I'll have to remind myself of that strategy - literally telling my anxiety to SHUT UPPPP! It feels so liberating.

That voice is so so stupid!!! Imma try push aside the voice telling me I'm hopeless right now because even if that's what I believe right now THANKS BUT NO THANKS FOR YOUR INPUT NEGATIVE THOUGHTS. I'll take it from here.

That felt really good 🙂

I want to describe that voice as how I 'feel' it: overwhelming, brutally honest, distressing, upsetting, impossible.

Now what it is: thoughts.

.........that's all.........

Tbh I am struggling with saying this right now and telling the negative voice to be quiet which is firing insults at me right now BUT I know I need to and want to challenge myself. Like I'm so sick of feeling crap.

I'll try my best with my appointment anyways. It isn't for a while...

It's funny that I find that so helpful - not gonna lie I think the idea of telling myself to shut up - my brain doesn't recognise the difference between me being self sabotaging with the way I talk to myself and opposingly fighting against negative thoughts.

Thanks so much 🙂

Hi jumpy jellyfish 🙂

I'm reading an absolutely brilliant book at the moment called 'Insanely Gifted - Turn your demons into creative rocket fuel', by Jamie Catto (a guy with a great sense of humor). As a kid, he suffered from seriously debilitating anxiety. He's managed to gain an incredible perspective when it comes to how people naturally tick.
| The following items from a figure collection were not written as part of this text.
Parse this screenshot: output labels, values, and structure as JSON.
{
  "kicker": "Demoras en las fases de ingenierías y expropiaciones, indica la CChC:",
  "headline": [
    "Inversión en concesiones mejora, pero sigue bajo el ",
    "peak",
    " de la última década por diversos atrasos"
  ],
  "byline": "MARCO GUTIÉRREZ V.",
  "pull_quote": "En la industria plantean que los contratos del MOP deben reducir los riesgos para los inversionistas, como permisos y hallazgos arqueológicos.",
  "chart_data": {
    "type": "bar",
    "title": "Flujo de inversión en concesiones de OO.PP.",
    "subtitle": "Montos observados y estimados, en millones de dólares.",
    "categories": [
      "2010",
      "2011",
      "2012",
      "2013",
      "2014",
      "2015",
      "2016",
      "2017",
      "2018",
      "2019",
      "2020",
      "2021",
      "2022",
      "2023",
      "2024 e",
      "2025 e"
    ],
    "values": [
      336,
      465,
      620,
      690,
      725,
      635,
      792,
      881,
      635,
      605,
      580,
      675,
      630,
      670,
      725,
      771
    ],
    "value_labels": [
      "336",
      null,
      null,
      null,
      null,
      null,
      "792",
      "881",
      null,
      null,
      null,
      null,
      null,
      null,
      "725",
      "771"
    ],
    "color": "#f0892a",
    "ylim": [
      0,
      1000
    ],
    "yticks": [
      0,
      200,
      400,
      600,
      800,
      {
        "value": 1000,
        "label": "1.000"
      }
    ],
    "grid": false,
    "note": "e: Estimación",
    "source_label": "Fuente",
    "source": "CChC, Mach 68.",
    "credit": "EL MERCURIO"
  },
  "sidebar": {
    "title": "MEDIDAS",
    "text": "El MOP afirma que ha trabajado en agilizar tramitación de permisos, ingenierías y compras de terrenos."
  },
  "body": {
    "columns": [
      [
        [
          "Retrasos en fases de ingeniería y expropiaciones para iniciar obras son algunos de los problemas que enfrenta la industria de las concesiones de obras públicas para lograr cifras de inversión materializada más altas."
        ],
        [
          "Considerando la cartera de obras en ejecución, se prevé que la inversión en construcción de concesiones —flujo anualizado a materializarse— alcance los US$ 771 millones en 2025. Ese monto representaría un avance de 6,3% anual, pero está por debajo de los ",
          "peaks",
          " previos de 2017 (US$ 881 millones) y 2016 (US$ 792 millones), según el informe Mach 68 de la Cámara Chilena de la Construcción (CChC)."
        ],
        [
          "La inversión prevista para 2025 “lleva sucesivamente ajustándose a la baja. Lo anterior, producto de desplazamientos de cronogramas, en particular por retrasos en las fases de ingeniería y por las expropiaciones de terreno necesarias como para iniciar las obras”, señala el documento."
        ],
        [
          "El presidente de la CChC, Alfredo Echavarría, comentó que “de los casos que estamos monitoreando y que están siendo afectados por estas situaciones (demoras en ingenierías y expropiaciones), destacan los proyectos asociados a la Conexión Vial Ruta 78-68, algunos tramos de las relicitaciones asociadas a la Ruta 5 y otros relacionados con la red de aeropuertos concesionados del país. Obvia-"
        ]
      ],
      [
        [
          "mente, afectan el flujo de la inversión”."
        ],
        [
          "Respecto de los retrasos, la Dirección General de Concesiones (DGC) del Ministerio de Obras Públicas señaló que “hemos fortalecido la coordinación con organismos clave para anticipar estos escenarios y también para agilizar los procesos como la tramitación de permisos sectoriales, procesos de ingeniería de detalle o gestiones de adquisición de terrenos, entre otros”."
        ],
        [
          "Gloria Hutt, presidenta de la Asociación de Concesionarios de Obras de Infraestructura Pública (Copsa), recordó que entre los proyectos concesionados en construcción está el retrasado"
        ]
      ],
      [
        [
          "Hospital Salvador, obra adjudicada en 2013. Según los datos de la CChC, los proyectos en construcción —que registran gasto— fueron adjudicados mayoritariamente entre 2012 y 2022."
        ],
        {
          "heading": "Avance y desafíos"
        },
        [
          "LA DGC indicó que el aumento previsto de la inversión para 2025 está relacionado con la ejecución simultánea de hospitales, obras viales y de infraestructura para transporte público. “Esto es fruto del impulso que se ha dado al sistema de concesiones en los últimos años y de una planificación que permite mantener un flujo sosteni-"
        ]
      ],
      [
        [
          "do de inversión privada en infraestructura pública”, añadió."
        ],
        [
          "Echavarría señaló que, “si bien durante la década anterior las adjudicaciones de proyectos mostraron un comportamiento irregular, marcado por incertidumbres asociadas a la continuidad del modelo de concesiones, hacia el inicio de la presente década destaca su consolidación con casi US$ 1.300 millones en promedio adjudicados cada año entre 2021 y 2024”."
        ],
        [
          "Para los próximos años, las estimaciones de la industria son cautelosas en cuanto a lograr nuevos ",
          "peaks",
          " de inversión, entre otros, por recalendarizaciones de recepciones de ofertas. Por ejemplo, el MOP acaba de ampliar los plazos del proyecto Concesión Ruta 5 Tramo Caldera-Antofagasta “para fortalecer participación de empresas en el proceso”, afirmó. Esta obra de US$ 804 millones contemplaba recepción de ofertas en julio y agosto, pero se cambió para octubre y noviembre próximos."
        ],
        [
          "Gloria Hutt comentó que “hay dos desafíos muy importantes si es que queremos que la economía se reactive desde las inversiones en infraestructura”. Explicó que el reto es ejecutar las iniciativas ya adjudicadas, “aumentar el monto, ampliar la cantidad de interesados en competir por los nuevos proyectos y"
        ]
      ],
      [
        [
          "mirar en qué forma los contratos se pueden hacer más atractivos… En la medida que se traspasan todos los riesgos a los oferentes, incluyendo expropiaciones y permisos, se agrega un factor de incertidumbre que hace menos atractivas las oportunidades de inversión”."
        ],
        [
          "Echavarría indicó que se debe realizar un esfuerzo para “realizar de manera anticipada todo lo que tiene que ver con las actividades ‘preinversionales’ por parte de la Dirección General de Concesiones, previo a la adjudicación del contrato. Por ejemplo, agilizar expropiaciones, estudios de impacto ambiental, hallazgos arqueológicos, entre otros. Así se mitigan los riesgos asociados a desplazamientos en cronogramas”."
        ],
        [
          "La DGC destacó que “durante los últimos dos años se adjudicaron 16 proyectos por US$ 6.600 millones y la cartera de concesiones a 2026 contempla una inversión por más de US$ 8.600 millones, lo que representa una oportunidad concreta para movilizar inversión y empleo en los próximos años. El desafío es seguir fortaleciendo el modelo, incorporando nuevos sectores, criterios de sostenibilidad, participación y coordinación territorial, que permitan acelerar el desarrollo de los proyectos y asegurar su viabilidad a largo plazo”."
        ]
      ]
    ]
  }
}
He talks a fair bit about those voices that pop into our head at different times. His perspective relates to seeing these aspects of our self not as bad things but as characters who were at some point born into serving us in some way. Take 'the victim' who says 'Life's not fair. People can be so cruel and thoughtless. Life feels so hopeless'. 'The victim' may recognise the ways in how life is unfair, how people can be so cruel and thoughtless and how things can feel so hopeless. You could say this part of us serves us in recognising unfairness and/or injustice and hopelessness of some nature. Then we can have times where we meet with that part of us which may dictate 'Get off your backside and do something! Make the changes you need to make and stop complaining!'. He refers to this aspect of self as 'The slave driver/inner critic', which can also serve as the motivator. Then we have the wise sage like part of us who says 'You're being too hard on your self. You need help with this challenge. You need to find help and hope, as you can't do this on your own'. All 3 are astute and have some good advice. Catto speaks of other aspects of our self but I won't go on. Just thought I'd share a little on his perspective. The book is largely about gaining the ability to recognise these different aspects of self and then using them productively, in our favour, hence that part of the title, 'Turn your demons into creative rocket fuel'. So, you could say the overall well balanced advice from these 3 aspects of self could be 'Life is unfair at times. It can even feel hopeless. Change needs to happen in order to make a difference under those conditions. In the process, don't be too hard on yourself while you're trying to navigate life through gradually gaining hope and that difference you need'.

I share a quote from him that I find highly amusing, as I can relate, 'We are each of us a wise guru in charge of a mental patient'. I think most of us can relate to times where we can have some mind altering guru like revelation before trying to apply our revelation to a sense of self that feels completely out of control.